The first question was fine.  The second was not.  It wasn’t the fact that she didn’t know I was visual impairment.  Why would she?  We’d only met once before and I didn’t’ have the stick with me then.  If the question was, “Dave, I noticed you have cane--are you visually impaired?” I would have been fine and answered her.  I’m not sensitive about the mere fact that I experience the condition, and indeed, it’s better people know.  For years, among certain groups of friends, I’ve been distinguished from other Daves as “Blind Dave.”  Am I bothered by thehandle?  Not at all, even though I don’t consider myself blind (though the law does).  But it has a better ring than “Visually Impaired Dave” (although that would be funny) and this way people know right away what’s up, stick or no stick.  Once at a party, a newcomer asked me “So Dave, why do they call you ‘Blind Dave’?” to which, before I could open my mouth, my friend Heather snapped, “Cuz he’s deaf, you stupid motherfucker.”  (No one gets more peeved with by foolish questions and accusations than my friends.)  People have asked me what’s the deal in a lot of funny ways.      

But, “Are you pretending to be blind?”  Eh, no.  

In situations like these, I’m often reminded of the scene in The Big Lebowski (1998) when Walter (John Goodman) decides that Jeffery Lebowski—the millionaire and paraplegic based on General Sternwood in Raymond Chandler’s The Big Sleep (1939)--is a fake.  In the film, much of what we think is true about Mr. Lebowski turns out to be false, and Walter assumes the man’s paraplegia is, too.   

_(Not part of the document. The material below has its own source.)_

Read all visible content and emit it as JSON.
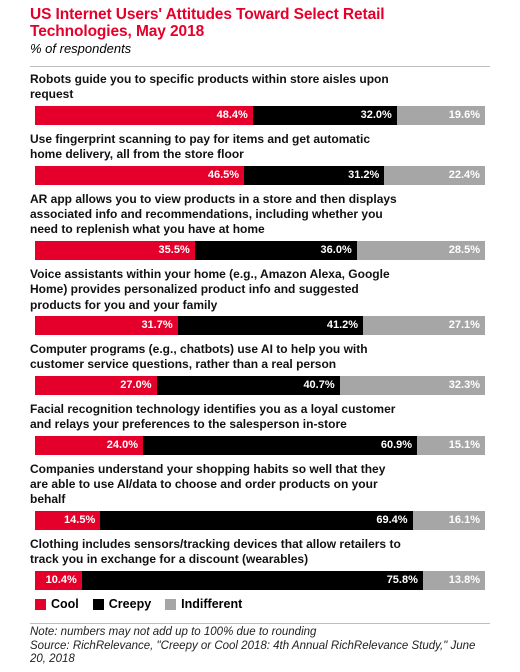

“I’ve seen spinals in Nam, and this guy’s a goldbricker!” Walter grumbles to The Dude (Jeff Bridges) as he—Walter--bear-hugs the man, lifts him out of his wheelchair, and flings him aside, only to see the paralyzed man collapse to the floor in tears of abject humiliation.  If you live in Outer Mongolia and haven’t seen the film, it might surprise you to know the scene is hilarious.  But in real life, and when it happens to me, it’s less so.
     
The conversation with the women progressed as they usually do, with my rising pulse and refusal to let it go without an apology and an admission of stupidity.  As with the one at Darwin’s, this conversation ended with the woman stomping out of the bar in either frustration or embarrassment, except this time, she dumped my pint of IPA on my bald head.

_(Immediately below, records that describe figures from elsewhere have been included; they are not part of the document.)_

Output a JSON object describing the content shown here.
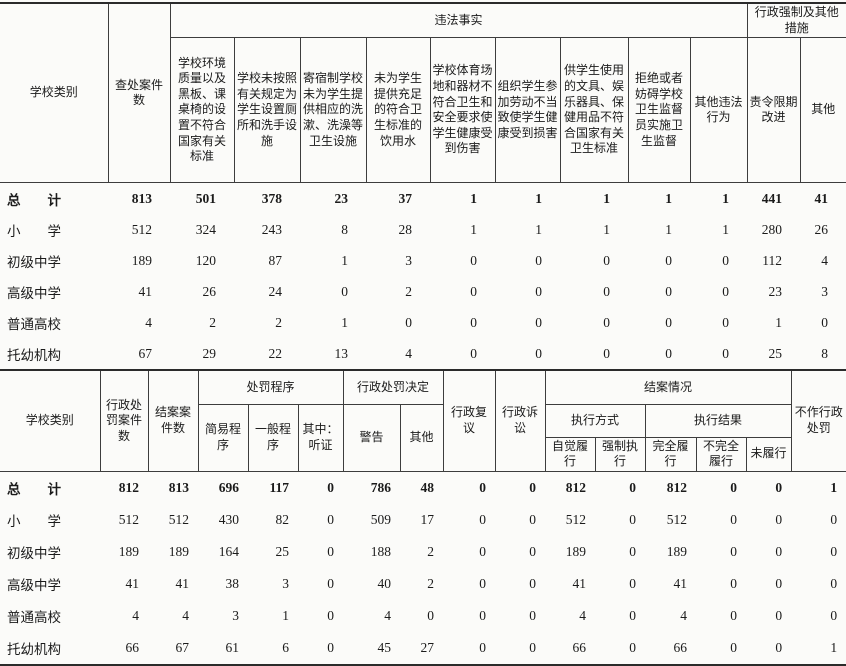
{
  "page": {
    "background": "#fbfbf9",
    "line_color": "#2b2b2b",
    "text_color": "#1b1b1b"
  },
  "table1": {
    "col_school": "学校类别",
    "col_cases": "查处案件数",
    "group_violations": "违法事实",
    "group_measures": "行政强制及其他措施",
    "violation_cols": [
      "学校环境质量以及黑板、课桌椅的设置不符合国家有关标准",
      "学校未按照有关规定为学生设置厕所和洗手设施",
      "寄宿制学校未为学生提供相应的洗漱、洗澡等卫生设施",
      "未为学生提供充足的符合卫生标准的饮用水",
      "学校体育场地和器材不符合卫生和安全要求使学生健康受到伤害",
      "组织学生参加劳动不当致使学生健康受到损害",
      "供学生使用的文具、娱乐器具、保健用品不符合国家有关卫生标准",
      "拒绝或者妨碍学校卫生监督员实施卫生监督",
      "其他违法行为"
    ],
    "measure_cols": [
      "责令限期改进",
      "其他"
    ],
    "rows": [
      {
        "label": "总　　计",
        "bold": true,
        "values": [
          813,
          501,
          378,
          23,
          37,
          1,
          1,
          1,
          1,
          1,
          441,
          41
        ]
      },
      {
        "label": "小　　学",
        "bold": false,
        "values": [
          512,
          324,
          243,
          8,
          28,
          1,
          1,
          1,
          1,
          1,
          280,
          26
        ]
      },
      {
        "label": "初级中学",
        "bold": false,
        "values": [
          189,
          120,
          87,
          1,
          3,
          0,
          0,
          0,
          0,
          0,
          112,
          4
        ]
      },
      {
        "label": "高级中学",
        "bold": false,
        "values": [
          41,
          26,
          24,
          0,
          2,
          0,
          0,
          0,
          0,
          0,
          23,
          3
        ]
      },
      {
        "label": "普通高校",
        "bold": false,
        "values": [
          4,
          2,
          2,
          1,
          0,
          0,
          0,
          0,
          0,
          0,
          1,
          0
        ]
      },
      {
        "label": "托幼机构",
        "bold": false,
        "values": [
          67,
          29,
          22,
          13,
          4,
          0,
          0,
          0,
          0,
          0,
          25,
          8
        ]
      }
    ]
  },
  "table2": {
    "col_school": "学校类别",
    "col_penalty_cases": "行政处罚案件数",
    "col_closed_cases": "结案案件数",
    "group_procedure": "处罚程序",
    "procedure_cols": [
      "简易程序",
      "一般程序",
      "其中：听证"
    ],
    "group_decision": "行政处罚决定",
    "decision_cols": [
      "警告",
      "其他"
    ],
    "col_reconsideration": "行政复议",
    "col_litigation": "行政诉讼",
    "group_closure": "结案情况",
    "group_exec_method": "执行方式",
    "exec_method_cols": [
      "自觉履行",
      "强制执行"
    ],
    "group_exec_result": "执行结果",
    "exec_result_cols": [
      "完全履行",
      "不完全履行",
      "未履行"
    ],
    "col_no_penalty": "不作行政处罚",
    "rows": [
      {
        "label": "总　　计",
        "bold": true,
        "values": [
          812,
          813,
          696,
          117,
          0,
          786,
          48,
          0,
          0,
          812,
          0,
          812,
          0,
          0,
          1
        ]
      },
      {
        "label": "小　　学",
        "bold": false,
        "values": [
          512,
          512,
          430,
          82,
          0,
          509,
          17,
          0,
          0,
          512,
          0,
          512,
          0,
          0,
          0
        ]
      },
      {
        "label": "初级中学",
        "bold": false,
        "values": [
          189,
          189,
          164,
          25,
          0,
          188,
          2,
          0,
          0,
          189,
          0,
          189,
          0,
          0,
          0
        ]
      },
      {
        "label": "高级中学",
        "bold": false,
        "values": [
          41,
          41,
          38,
          3,
          0,
          40,
          2,
          0,
          0,
          41,
          0,
          41,
          0,
          0,
          0
        ]
      },
      {
        "label": "普通高校",
        "bold": false,
        "values": [
          4,
          4,
          3,
          1,
          0,
          4,
          0,
          0,
          0,
          4,
          0,
          4,
          0,
          0,
          0
        ]
      },
      {
        "label": "托幼机构",
        "bold": false,
        "values": [
          66,
          67,
          61,
          6,
          0,
          45,
          27,
          0,
          0,
          66,
          0,
          66,
          0,
          0,
          1
        ]
      }
    ]
  }
}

Jason--who’d been pinned between two other friends in the back of the booth--seemed somehow to spring over the table like a magic cat as he chased her out the door hissing vows of vengeance.  When he returned a few moments later, we asked him what he said to her.

“She was getting into a cab.  I ran up and threw some ones through the driver’s window and screamed ‘Get this stupid cunt out of here!  I don’t care where you take her!’  She was crying in the back seat.”

To her credit, she gave me an apology card and a beer pint a few days later. I dug her sense of humor about it, and we’re friends now.  She’s probably pissed I’m telling you about this.  The moral, however, is that in the end it’s possible for understanding to occur.  It’s also advisable that I cultivate a better sense of humor during these harassments.  I should ask myself, “How would a visually impaired Chevy Chase respond?”

As ridiculous the questions, as inane the suggestions, and as stupefying the stupidity of strangers, people learn and things can turn out okay.  This is less likely to happen after a reactionary response on my part, despite the seething impulse to lash out.  I’m in a unique position to educate the ill-informed that human vision exists on a spectrum and not everyone fits nicely on one end or the other.  Who knows how much change I can affect in others?   I do know I can change the way I react to the world’s overabundance of human ignorance.  Like I could start by refraining from phrases like “the world’s overabundance of human stupidity.”  If I must.

And ladies, if you could refrain from accusing me of pretending to be blimd, maybe we can get back this notion of me being handsome.